U.S. v. Middagh, 2010 WL 487174 (2/12/10) (Published) - The 10th affirms a probation condition of 240 hours of community service for accepting social security benefits that were a deceased person's. On the good news side, the 10th considered preserved the challenge to the court's failure to explain its sentence because when the defense attorney started to explain his objection to the sentence, the court cut him off midsentence and told him: "the matter is done," thus affording the defense no opportunity to register a procedural complaint.
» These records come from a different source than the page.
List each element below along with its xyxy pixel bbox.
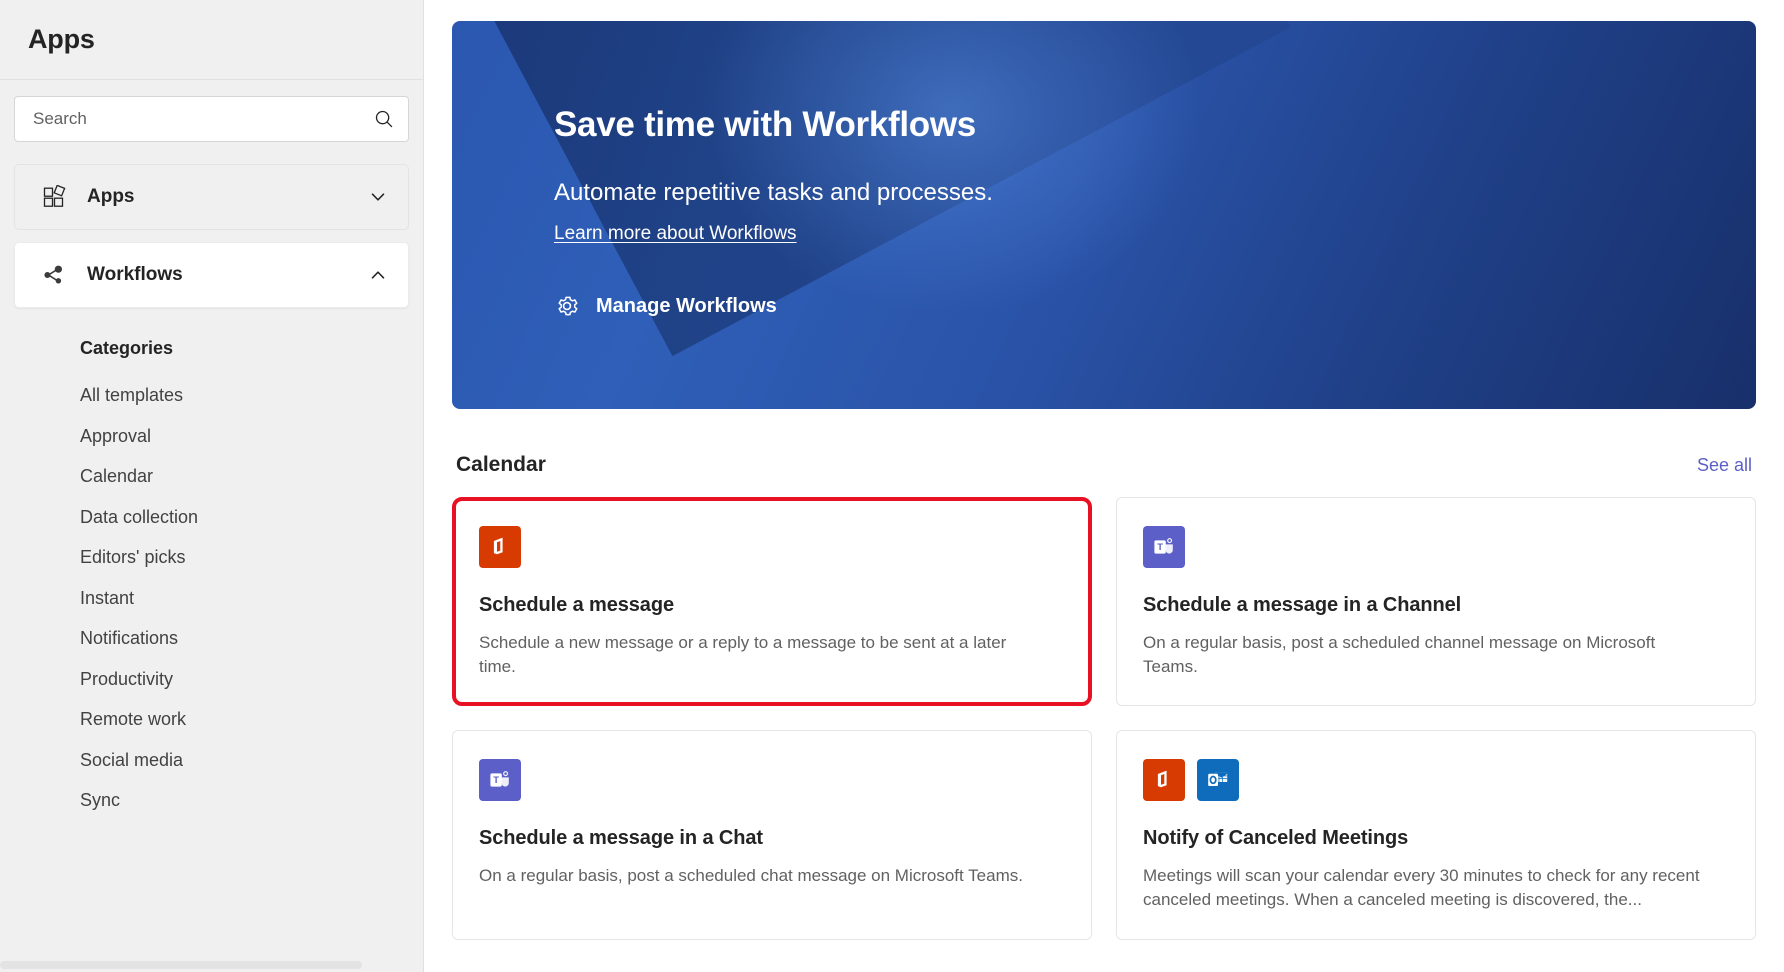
chevron-up-icon[interactable] xyxy=(368,265,388,285)
card-icons: T xyxy=(479,759,1065,801)
outlook-icon xyxy=(1197,759,1239,801)
page-title: Apps xyxy=(28,24,95,55)
card-icons xyxy=(479,526,1065,568)
app-shell: Apps xyxy=(0,0,1784,972)
sidebar-header: Apps xyxy=(0,0,423,80)
see-all-link[interactable]: See all xyxy=(1697,455,1752,476)
calendar-section-header: Calendar See all xyxy=(452,409,1756,497)
apps-grid-icon xyxy=(39,185,69,209)
template-card-grid: Schedule a message Schedule a new messag… xyxy=(452,497,1756,940)
sidebar-accordion-apps[interactable]: Apps xyxy=(14,164,409,230)
sidebar-item-editors-picks[interactable]: Editors' picks xyxy=(14,537,409,578)
card-title: Notify of Canceled Meetings xyxy=(1143,827,1729,850)
workflows-hero-banner: Save time with Workflows Automate repeti… xyxy=(452,21,1756,409)
svg-text:T: T xyxy=(493,774,499,785)
svg-text:T: T xyxy=(1157,541,1163,552)
main-content: Save time with Workflows Automate repeti… xyxy=(424,0,1784,972)
template-card-schedule-a-message-in-a-chat[interactable]: T Schedule a message in a Chat On a regu… xyxy=(452,730,1092,939)
search-icon[interactable] xyxy=(374,109,394,129)
chevron-down-icon[interactable] xyxy=(368,187,388,207)
template-card-schedule-a-message-in-a-channel[interactable]: T Schedule a message in a Channel On a r… xyxy=(1116,497,1756,706)
hero-subtitle: Automate repetitive tasks and processes. xyxy=(554,179,1756,207)
section-title: Calendar xyxy=(456,453,546,477)
card-description: On a regular basis, post a scheduled cha… xyxy=(1143,631,1706,679)
card-title: Schedule a message xyxy=(479,594,1065,617)
card-icons xyxy=(1143,759,1729,801)
sidebar-item-social-media[interactable]: Social media xyxy=(14,740,409,781)
sidebar-item-productivity[interactable]: Productivity xyxy=(14,659,409,700)
workflows-nodes-icon xyxy=(39,263,69,287)
sidebar-item-instant[interactable]: Instant xyxy=(14,578,409,619)
card-description: Meetings will scan your calendar every 3… xyxy=(1143,864,1706,912)
card-description: Schedule a new message or a reply to a m… xyxy=(479,631,1042,679)
hero-content: Save time with Workflows Automate repeti… xyxy=(452,21,1756,319)
categories-section: Categories All templates Approval Calend… xyxy=(14,320,409,821)
template-card-notify-of-canceled-meetings[interactable]: Notify of Canceled Meetings Meetings wil… xyxy=(1116,730,1756,939)
sidebar-accordion-workflows[interactable]: Workflows xyxy=(14,242,409,308)
sidebar-body: Apps Workflo xyxy=(0,80,423,972)
card-icons: T xyxy=(1143,526,1729,568)
manage-workflows-label: Manage Workflows xyxy=(596,295,777,318)
office-icon xyxy=(1143,759,1185,801)
gear-icon xyxy=(554,293,580,319)
sidebar-horizontal-scrollbar[interactable] xyxy=(0,958,423,972)
card-title: Schedule a message in a Channel xyxy=(1143,594,1729,617)
hero-title: Save time with Workflows xyxy=(554,105,1756,145)
card-title: Schedule a message in a Chat xyxy=(479,827,1065,850)
manage-workflows-button[interactable]: Manage Workflows xyxy=(554,293,777,319)
template-card-schedule-a-message[interactable]: Schedule a message Schedule a new messag… xyxy=(452,497,1092,706)
learn-more-link[interactable]: Learn more about Workflows xyxy=(554,223,797,245)
sidebar-item-calendar[interactable]: Calendar xyxy=(14,456,409,497)
sidebar-item-remote-work[interactable]: Remote work xyxy=(14,699,409,740)
sidebar-item-all-templates[interactable]: All templates xyxy=(14,375,409,416)
search-box[interactable] xyxy=(14,96,409,142)
categories-heading: Categories xyxy=(14,338,409,375)
sidebar-item-notifications[interactable]: Notifications xyxy=(14,618,409,659)
sidebar-item-data-collection[interactable]: Data collection xyxy=(14,497,409,538)
scrollbar-thumb[interactable] xyxy=(0,961,362,969)
office-icon xyxy=(479,526,521,568)
sidebar-accordion-apps-label: Apps xyxy=(87,186,368,208)
teams-icon: T xyxy=(479,759,521,801)
sidebar: Apps xyxy=(0,0,424,972)
search-input[interactable] xyxy=(33,109,374,129)
sidebar-item-sync[interactable]: Sync xyxy=(14,780,409,821)
sidebar-accordion-workflows-label: Workflows xyxy=(87,264,368,286)
sidebar-item-approval[interactable]: Approval xyxy=(14,416,409,457)
teams-icon: T xyxy=(1143,526,1185,568)
card-description: On a regular basis, post a scheduled cha… xyxy=(479,864,1042,888)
But on the merits, the 10th was unsympathetic. The Rule 32 requirement that the court rule on a dispute applied only to factual disputes, not to the question whether the community-service condition was arbitrary. The court's general reference to ยง 3553(a) and the statement that community service would be better than imposing a fine on an indigent person, although "maybe not expansive," were sufficient to meet the court's obligation to explain the sentence. The Tenth added: "what would have required an explanation would have been the sentence defense counsel requested of 40 hours of community service." So, of course, the 10th found the 240-hour sentence just peachy keen, given the $130,000 stolen over 23 years, the fact that the defendant's wife's inheritance paid all the restitution off, not him, and all he lost from being on probation was the loss of the right to hunt.